Aside from kayaking, the four team members — Sadat Kawawa, David Egesa, Yusuf Basalirwa and the lone woman, Amina Tayona — visited a local school in the Beachburg area, attended a demolition derby and a county fair.

None had previously been outside of Africa or travelled by air.

“It was an experience that is hard to put into words, one that I will never forget,” Egesa told a welcoming ceremony in Jinja. “So many people came together to make it happen. It is very special, and we are so grateful to everyone who helped us follow our dreams.”

The publicity that preceded the Ugandans’ arrival in Ottawa made them a firm crowd favourite at the championships, said their British-born coach Sam Ward.

Individually, the four didn’t finish in the top groups but Ward said their ability to take part in the competition, and a first chance to learn from competing against the world’s best, was always the primary goal.

“The competition was intense and the team did amazing in their rides,” said Ward, “especially considering they only had a few days to adapt. (They) finished above a good few well-established and experienced athletes.”

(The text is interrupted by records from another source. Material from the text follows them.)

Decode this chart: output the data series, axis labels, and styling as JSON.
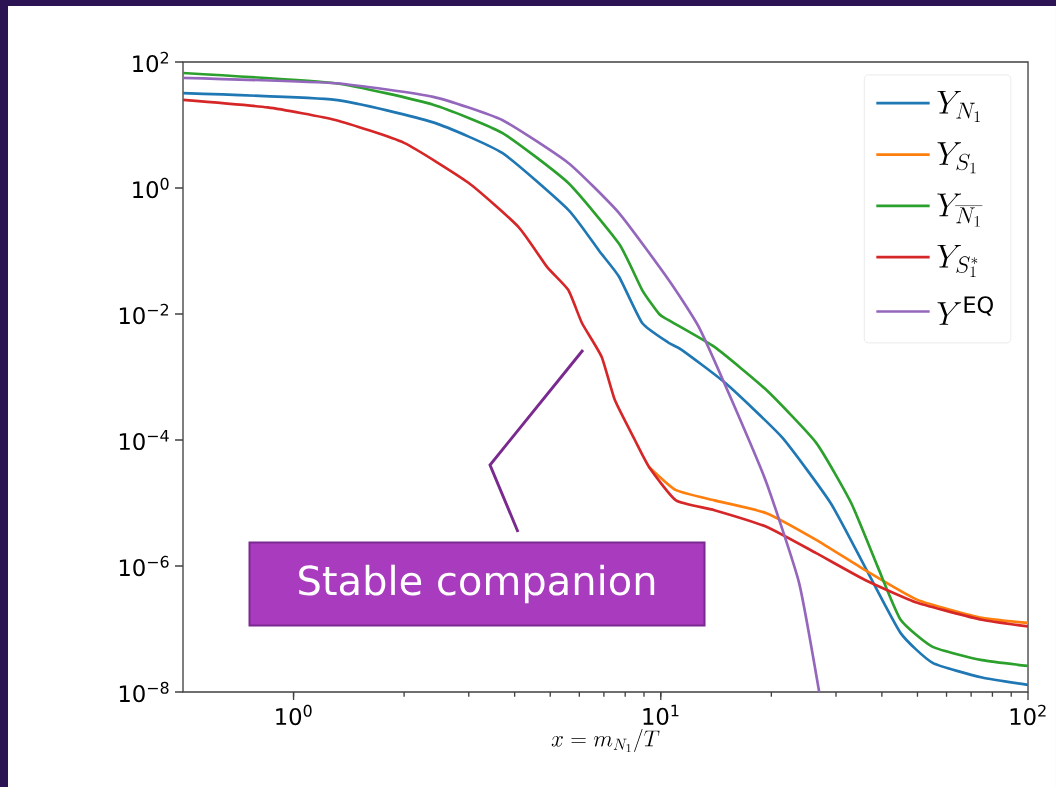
{
  "chart_data": {
    "type": "line",
    "xlabel": "x = m_{N_1}/T",
    "log": "xy",
    "legend": "top right",
    "grid": false,
    "xlim": [
      0.5,
      100
    ],
    "ylim": [
      1e-08,
      100
    ],
    "xticks": [
      {
        "value": 1,
        "label": "10$^{0}$"
      },
      {
        "value": 10,
        "label": "10$^{1}$"
      },
      {
        "value": 100,
        "label": "10$^{2}$"
      }
    ],
    "yticks": [
      {
        "value": 1e-08,
        "label": "10$^{−8}$"
      },
      {
        "value": 1e-06,
        "label": "10$^{−6}$"
      },
      {
        "value": 0.0001,
        "label": "10$^{−4}$"
      },
      {
        "value": 0.01,
        "label": "10$^{−2}$"
      },
      {
        "value": 1,
        "label": "10$^{0}$"
      },
      {
        "value": 100,
        "label": "10$^{2}$"
      }
    ],
    "series": [
      {
        "name": "Y_{N_1}",
        "color": "#1f77b4",
        "x": [
          0.5,
          1.3,
          2.4,
          3.7,
          5.6,
          6.8,
          7.7,
          8.9,
          10.5,
          11.4,
          15,
          21.4,
          29,
          36,
          45,
          55,
          75,
          100
        ],
        "values": [
          32,
          25,
          11,
          3.6,
          0.45,
          0.1,
          0.039,
          0.0072,
          0.0035,
          0.0027,
          0.0008,
          0.00011,
          1e-05,
          9.6e-07,
          8.6e-08,
          2.9e-08,
          1.7e-08,
          1.3e-08
        ]
      },
      {
        "name": "Y_{S_1}",
        "color": "#ff7f0e",
        "x": [
          9.3,
          11,
          14,
          19.4,
          26.5,
          36,
          50,
          75,
          100
        ],
        "values": [
          3.7e-05,
          1.6e-05,
          1.1e-05,
          6.9e-06,
          2.6e-06,
          8.6e-07,
          2.9e-07,
          1.5e-07,
          1.25e-07
        ]
      },
      {
        "name": "Y_{\\overline{N_1}}",
        "color": "#2ca02c",
        "x": [
          0.5,
          1.3,
          2.4,
          3.7,
          5.6,
          7.7,
          8.9,
          9.9,
          10.5,
          14,
          19.4,
          26.5,
          33,
          39,
          45,
          55,
          75,
          100
        ],
        "values": [
          67,
          46,
          21,
          7.5,
          1.2,
          0.13,
          0.024,
          0.01,
          0.008,
          0.003,
          0.00062,
          9e-05,
          1e-05,
          9.6e-07,
          1.4e-07,
          5.2e-08,
          3.2e-08,
          2.6e-08
        ]
      },
      {
        "name": "Y_{S_1^*}",
        "color": "#d62728",
        "x": [
          0.5,
          0.85,
          1.3,
          2,
          3,
          4.1,
          4.9,
          5.6,
          6.1,
          6.9,
          7.5,
          8.5,
          9.3,
          11,
          14,
          19.4,
          26.5,
          36,
          50,
          75,
          100
        ],
        "values": [
          25,
          19,
          12,
          5.2,
          1.2,
          0.24,
          0.056,
          0.024,
          0.0072,
          0.0021,
          0.00043,
          0.0001,
          3.7e-05,
          1.1e-05,
          7.7e-06,
          4.2e-06,
          1.6e-06,
          6e-07,
          2.6e-07,
          1.4e-07,
          1.1e-07
        ]
      },
      {
        "name": "Y^{\\mathrm{EQ}}",
        "color": "#9467bd",
        "x": [
          0.5,
          1.3,
          2.4,
          3.7,
          5.6,
          7.7,
          10.5,
          12.7,
          15.6,
          19.4,
          23.8,
          27
        ],
        "values": [
          56,
          46,
          28,
          12,
          2.5,
          0.4,
          0.035,
          0.0062,
          0.00043,
          2.1e-05,
          5.4e-07,
          1e-08
        ]
      }
    ],
    "annotations": [
      "Stable companion"
    ]
  }
}
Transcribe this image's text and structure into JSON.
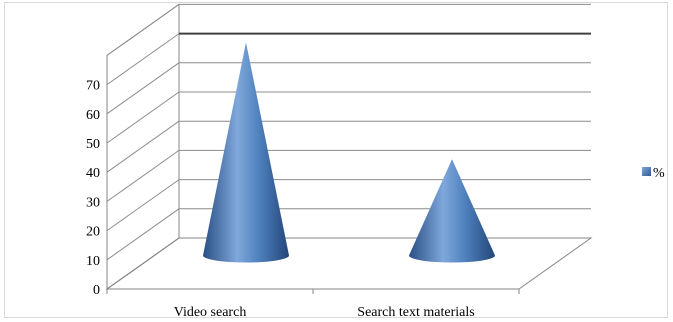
{
  "chart_data": {
    "type": "bar",
    "style": "3d-cone",
    "categories": [
      "Video search",
      "Search text materials"
    ],
    "series": [
      {
        "name": "%",
        "values": [
          73,
          33
        ]
      }
    ],
    "ylim": [
      0,
      70
    ],
    "yticks": [
      0,
      10,
      20,
      30,
      40,
      50,
      60,
      70
    ],
    "grid": true,
    "legend_position": "right",
    "series_color": "#4f81bd"
  }
}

Ward, now living in and representing Uganda, advanced through the rounds of the competition to take sixth place overall, giving the team the highest placed finish at the world championships for any African nation.

Several local companies helped accommodate and outfit the four, who left Uganda immediately after their visas had been approved and sufficient funds had been raised to get them to Canada.

The four work as guides and instructors on the Nile.